The board supplies no compelling reason for interpreting “useful in the production or utilization of special nuclear material or atomic energy” as encompassing inventions only “proximately” related to such production or utilization. For the reasons stated, I regard the invention as “related” only to the effects of radiation on the bodies of mice or men, which effects occur after such production or utilization. But even if the board’s “proximately related” characterization, based on counsel’s hypothetical, be given full credence, I find erroneous the notion that the present chemical compounds, the use of which is only “proximately” related to production or utilization of atomic energy, are also used sufficiently “in” such production or utilization as to bring them within the statute.
The future may well disclose a class of inventions which are not directly employed in the actual production or utilization of special nuclear material or atomic energy but which are so closely related to, or so directly affect, such production or utilization as to fall within the provisions of § 152. In my view, the chemical compounds before us are not of that class.
Hence I would find that chemical compounds which are used only in the bodies of persons exposed to radiation, and only to counteract or preclude the effects of such radiation, are not so “useful in the production or utilization of special nuclear material or atomic energy” as to bring such' compounds within the purview of § 152. Accordingly, and on that basis, I would reverse the decision of the board.

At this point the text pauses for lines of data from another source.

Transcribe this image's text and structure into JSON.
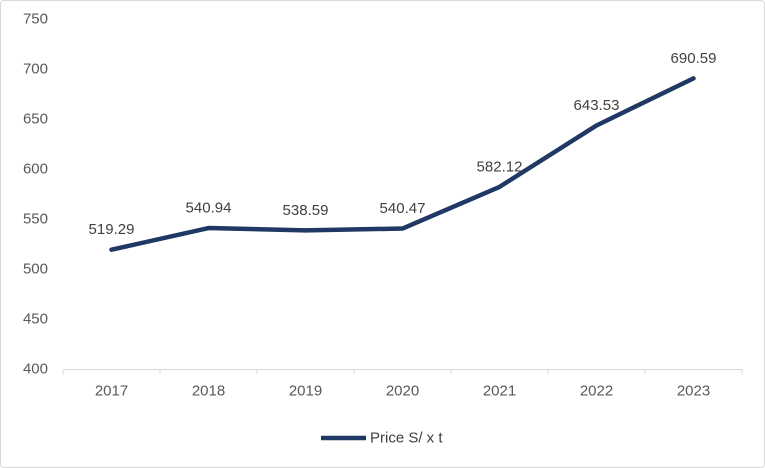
{
  "chart_data": {
    "type": "line",
    "title": "",
    "categories": [
      "2017",
      "2018",
      "2019",
      "2020",
      "2021",
      "2022",
      "2023"
    ],
    "series": [
      {
        "name": "Price S/ x t",
        "values": [
          519.29,
          540.94,
          538.59,
          540.47,
          582.12,
          643.53,
          690.59
        ]
      }
    ],
    "data_labels": [
      "519.29",
      "540.94",
      "538.59",
      "540.47",
      "582.12",
      "643.53",
      "690.59"
    ],
    "xlabel": "",
    "ylabel": "",
    "ylim": [
      400,
      750
    ],
    "yticks": [
      400,
      450,
      500,
      550,
      600,
      650,
      700,
      750
    ],
    "grid": false,
    "legend_position": "bottom",
    "colors": {
      "line": "#1f3864",
      "axis": "#d9d9d9",
      "tick_label": "#595959",
      "data_label": "#404040",
      "legend_label": "#404040",
      "background": "#ffffff",
      "border": "#d9d9d9"
    }
  }
}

. I disagree witli major portions of the approaches to statutory interpretation in the majority and dissenting opinions. The result reached by the majority accords with Congress’ overall liberalizing intent. I find no compelling evidence that Congress had an opposite intent when it came to § 152. Congress could hardly make “more strict” what had not previously existed. Contrast, the liberal provision, in § 152 as originally enacted, for waiver of title by the AEC to patents on inventions unquestionably within § 152. The 1961 amendment of § 152 totally deleted all inventions made by those engaged in “other relationships” with the AEC. H. R.Res.8599, 87th Cong., 1st Sess., 107 Cong.Res. 16953 (1961).
We should not interpret a new provision, enacted with and as part of a new, liberalizing Act, in such manner as to achieve the intent of the old Act. Certainly we should not do so without strong guidance in that direction from the Congress.

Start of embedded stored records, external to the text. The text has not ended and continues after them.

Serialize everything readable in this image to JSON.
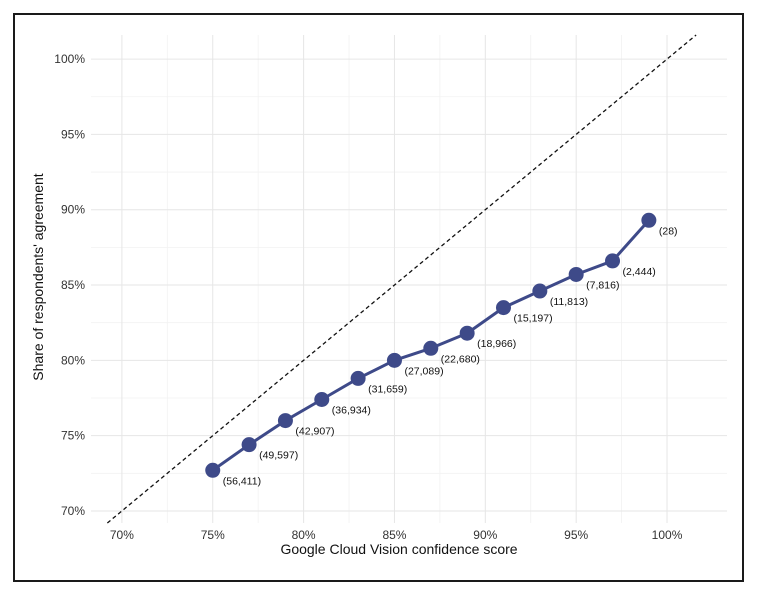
{
  "chart_data": {
    "type": "line",
    "title": "",
    "xlabel": "Google Cloud Vision confidence score",
    "ylabel": "Share of respondents' agreement",
    "x_ticks": [
      "70%",
      "75%",
      "80%",
      "85%",
      "90%",
      "95%",
      "100%"
    ],
    "x_tick_values": [
      70,
      75,
      80,
      85,
      90,
      95,
      100
    ],
    "y_ticks": [
      "70%",
      "75%",
      "80%",
      "85%",
      "90%",
      "95%",
      "100%"
    ],
    "y_tick_values": [
      70,
      75,
      80,
      85,
      90,
      95,
      100
    ],
    "xlim": [
      68.3,
      103.3
    ],
    "ylim": [
      69.2,
      101.6
    ],
    "grid": true,
    "reference_line": "y = x",
    "series": [
      {
        "color": "#3e4a89",
        "x": [
          75,
          77,
          79,
          81,
          83,
          85,
          87,
          89,
          91,
          93,
          95,
          97,
          99
        ],
        "y": [
          72.7,
          74.4,
          76.0,
          77.4,
          78.8,
          80.0,
          80.8,
          81.8,
          83.5,
          84.6,
          85.7,
          86.6,
          89.3
        ],
        "labels": [
          "(56,411)",
          "(49,597)",
          "(42,907)",
          "(36,934)",
          "(31,659)",
          "(27,089)",
          "(22,680)",
          "(18,966)",
          "(15,197)",
          "(11,813)",
          "(7,816)",
          "(2,444)",
          "(28)"
        ]
      }
    ]
  }
}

Moreover, I find no valid distinction, in this context, between the opportunity to “get” patents and the opportunity to “get title” to patents, or between government employees and government contractors.
. Only title is at issue. The AEC’s existing royalty-free license to make, have made, and use the invention for all governmental purposes is not material to the question before us. Whether the AEC should or should not control the use of the invention for non-governmental purposes, in private hospitals, clinics, X-ray laboratories, and power plants, is equally irrelevant.

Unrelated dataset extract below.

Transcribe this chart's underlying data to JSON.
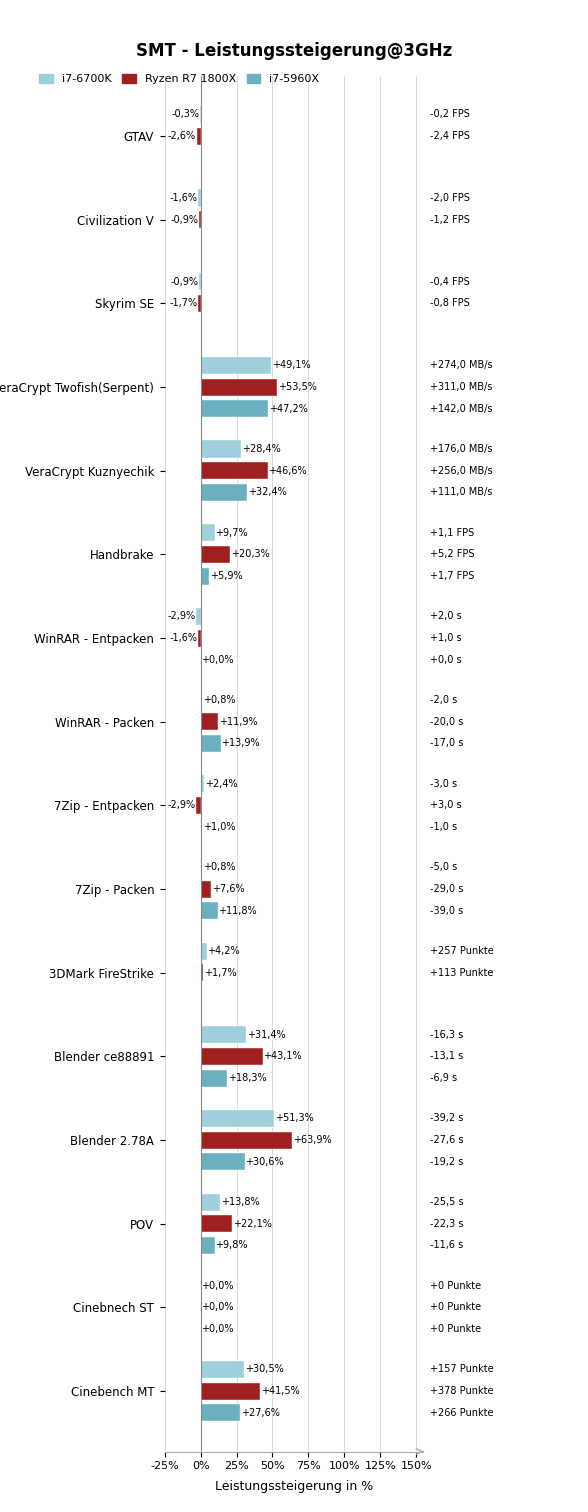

. For example, having rejected the addition of a certain modifier (“directly”) on the “ground” that Congress could have inserted that modifier if it had wanted to, a view applicable to any interpretation, the board then proceeded to insert its own modifier (“proximate relation to”) after “useful in” in the statute. Obviously Congress could have inserted “proximate relation to” if it had “wanted to.” It didn’t.
. Webster’s Seventh New Collegiate Dictionary, 1971 Edition.
. Counsel for appellee admitted at oral argument, however, that these very compounds, in the bodies of mice, would not be useful in such production or utilization.